The drug, called (R)-9b, was developed to attack a different aspect of prostate cancer biology, knocking down expression of the androgen receptor overall rather than just blocking its ability to bind to testosterone or reducing overall testosterone levels in the body, as currently approved drugs do. But in this study, (R)-9b ended up serving as a tool to reveal the presence and role of NXTAR.
Studying human prostate tumor samples implanted in mice, the researchers showed that restoring NXTAR expression caused the tumors to shrink. They also showed that they didn’t need the entire long noncoding RNA to achieve this effect. One small, key section of the NXTAR molecule is sufficient for shutting down the androgen receptor.

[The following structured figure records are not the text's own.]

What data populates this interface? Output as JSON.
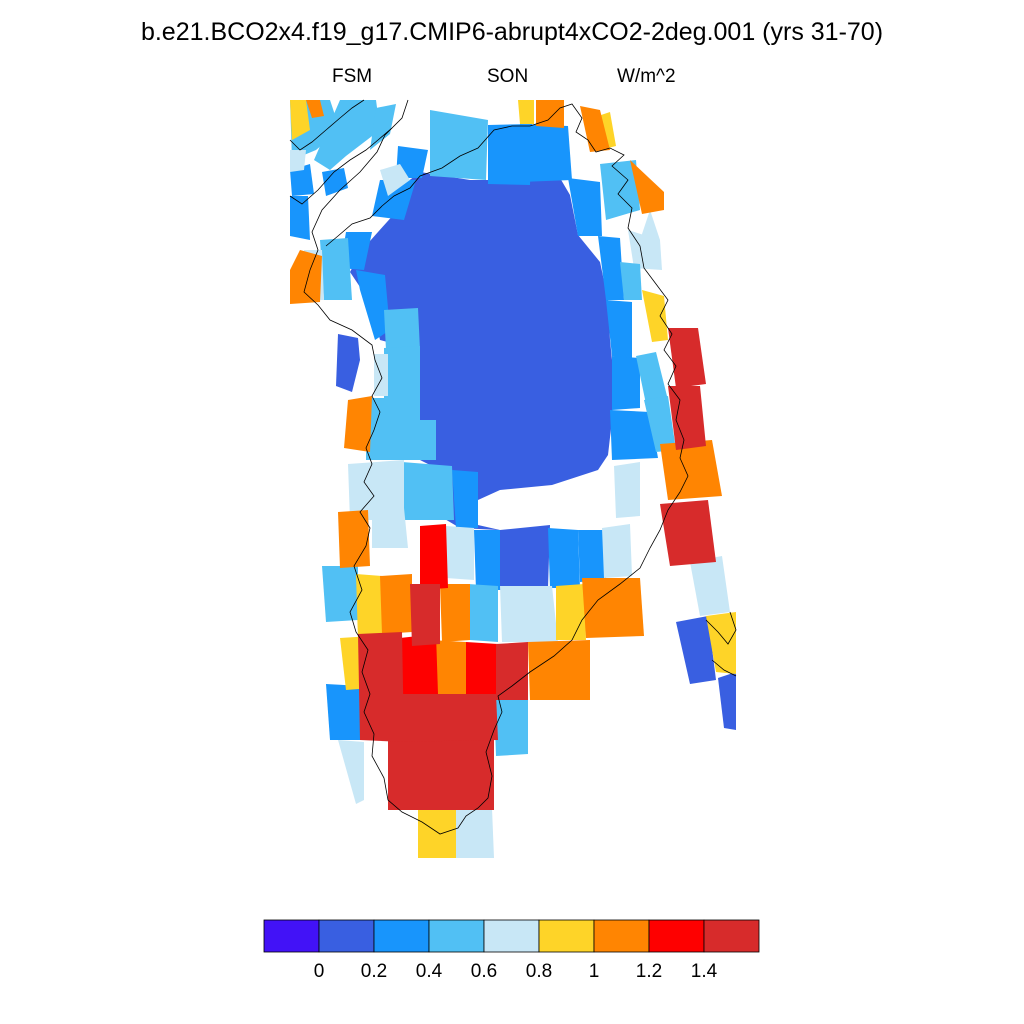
{
  "title": "b.e21.BCO2x4.f19_g17.CMIP6-abrupt4xCO2-2deg.001 (yrs 31-70)",
  "subtitle_left": "FSM",
  "subtitle_center": "SON",
  "subtitle_right": "W/m^2",
  "colorbar": {
    "colors": [
      "#4212f7",
      "#395fe1",
      "#1895fc",
      "#51c0f4",
      "#c8e7f6",
      "#fed428",
      "#ff8502",
      "#fe0000",
      "#d72b2b"
    ],
    "tick_labels": [
      "0",
      "0.2",
      "0.4",
      "0.6",
      "0.8",
      "1",
      "1.2",
      "1.4"
    ]
  },
  "map": {
    "region": "Greenland",
    "field": "FSM",
    "season": "SON",
    "units": "W/m^2",
    "legend": "bottom"
  }
}
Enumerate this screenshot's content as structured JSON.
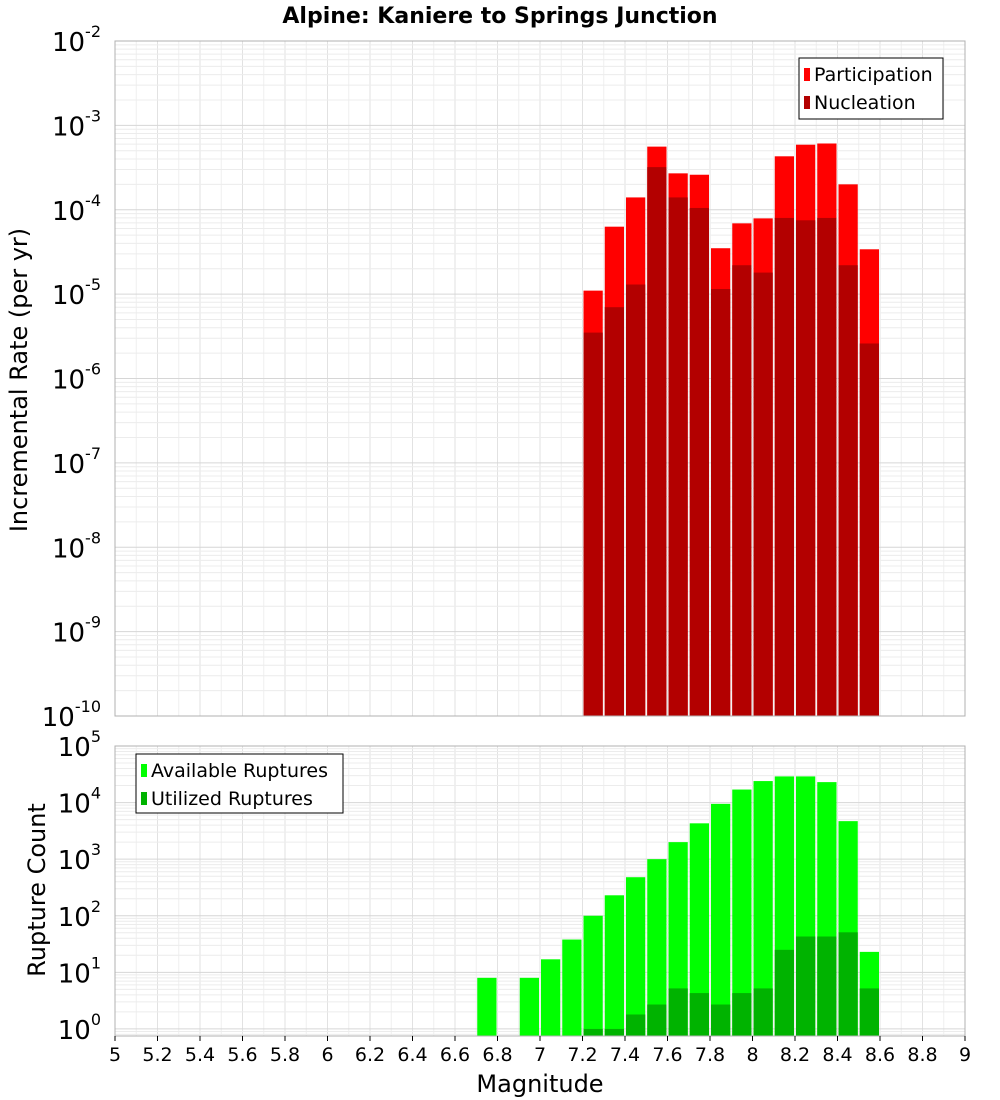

“We are hoping to develop both this (R)-9b drug and NXTAR into new therapies for prostate cancer patients who have developed resistance to the front-line treatments,” Mahajan said. “One possible strategy is to encapsulate the small molecule drug and the key piece of NXTAR into nanoparticles, perhaps into the same nanoparticle, and shut down the androgen receptor in two different ways.”
Mahajan worked with Washington University’s Office of Technology Management to file a patent application on potential uses of NXTAR as therapeutics. In addition, the Moffitt Cancer Center in Tampa, Fla., where Mahajan was a faculty member before joining Washington University, has filed a patent application on the (R)-9b drug. The (R)-9b inhibitor has been licensed to a biotechnology startup company called TechnoGenesys. Mahajan and co-author Kiran Mahajan are co-founders of the company.
This work was supported by the National Cancer Institute (NCI) of the National Institutes of Health (NIH), grant numbers 1R01CA208258 and 5R01CA227025; the Prostate Cancer Foundation (PCF), grant number 17CHAL06; and the Department of Defense (DOD), grant number W81XWH-21-1-0202.
The (R)-9b inhibitor has been licensed to a biotechnology startup company called TechnoGenesys. Mahajan and co-author Kiran Mahajan are co-founders of the company. They also own stock and serve as consultants to TechnoGenesys.